When the pandemic arrived in March of 2020, Tzvia Shelef didn’t want to cancel the Silicon Valley Jewish Film Festival. With only a month of lead time, she reconfigured the fest into an online event.
As we all remember, in 2020, people were stuck at home with nowhere to go. Many were grateful that the SVJFF moved online.
“It was a big success. We had the most attendees that we’ve ever had—at home,” Shelef says.
This year’s Silicon Valley Jewish Film Festival (SVJFF) returns this weekend for two weeks of virtual screenings. Shelef, the festival’s executive director, says people still aren’t ready to spend time in a packed movie theater. Even with the pandemic seemingly on an ebb tide, audiences remain divided.
“The younger crowd are willing to come once a week but devoted patrons who attend daily are not going to risk it,” she says.
Shelef, herself, misses the shared experience of a packed movie house.
“When was the last time we saw a movie together and then [went] out to the lobby to talk about it? Everybody wants to share what they thought. I really miss that.”
To encourage that sense of connection, several of this year’s screenings will include pre-recorded interviews with the filmmakers.
Daniel Raim, who directed the festival’s opening night documentary Fiddler’s Journey to the Big Screen, will talk about his film along with the three actresses who played Tevye’s daughters in The Fiddler on the Roof (1971). The documentary Women of Valor delves into the historic ban that forbids Ultra-Orthodox women from running for parliament in Israel. Anna Somershaf, who directed the film, will discuss her work with Esty Shushan who is leading the movement to change the ban.
One in-person event will take place in Los Gatos at the Jewish Community Center this Sunday.

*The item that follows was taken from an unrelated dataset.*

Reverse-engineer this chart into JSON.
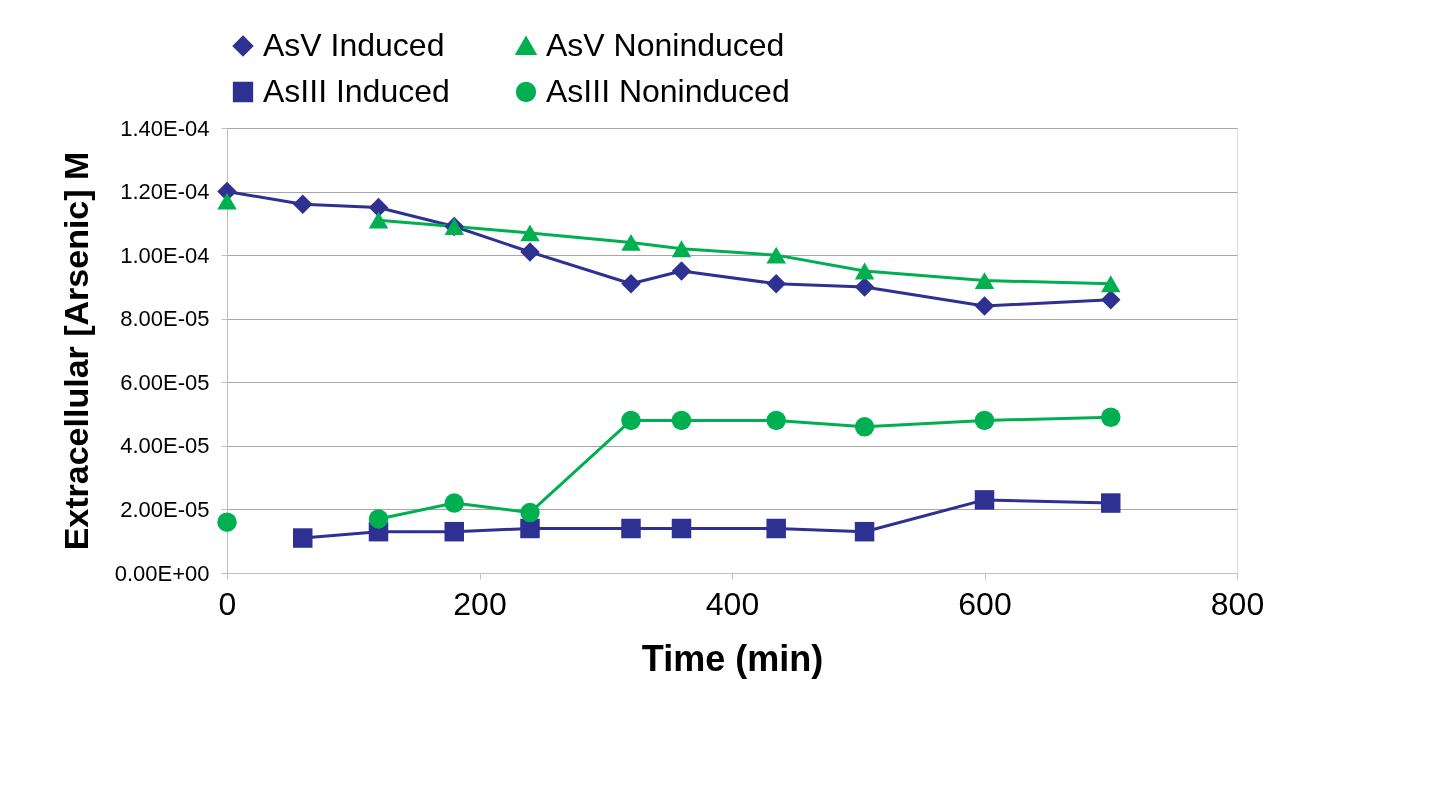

Saul Dreier will perform with the local band Hot Kugel to benefit the Jewish Silicon Valley Holocaust Remembrance Association. The 97-year-old Dreier is a Holocaust survivor and was featured in the 2020 documentary Saul and Ruby’s Holocaust Survivor Band.
Overall, Shelef says that this year’s festival is defined by variety.
“Opening night is fabulous,” she says. “Fiddler on the Roof is such a classic movie. This documentary about how they made it is an extraordinary story.”
The original film, she says, is still very relevant today. “If we look at what’s going on now, in Ukraine or in other parts of the world, people are being taken out of their home and moved to other countries.”
Closing night film Neighbours dramatizes a true story about Kurds in Syria. An interview with director Mano Khalil follows the screening. Two documentaries feature well-known authors. The life of the late Amos Oz is scrutinized in The Fourth Window, while Grossman attempts to connect David Grossman’s life with his novels. Shelef has noticed a significant increase in the number of documentaries submitted recently.
“We used to get more feature films. Something happened to films in the last two years during COVID,” she says. “Filmmakers didn’t have the budget to finish. Or they weren’t sure if they could even show their movies in the theater.”
Some of the movies in this year’s festival have been lying in wait to be seen because there wasn’t a way to distribute them.
Shelef is now going into her eleventh year as executive director of the SVJFF. She describes the role as her ideal job.
“I get to be involved with the Jewish community here and also bring in the arts,” she says. “It’s an opportunity to bring my history to the people. If we don’t give it to them, they won’t get it.”
When Shelef and I spoke, she had just returned from a trip to Israel. While there, she visited a friend who’s directing the Netflix series The Beauty Queen of Jerusalem (“an absolutely wonderful series”).
“If you go to Israel, you have many [TV] shows every day, many cultural events,” she explains. “The festival is one event where you can actually bring the art for two weeks, to see what’s out there. You get educated. You get to see a lot of different stories about Jewish life.”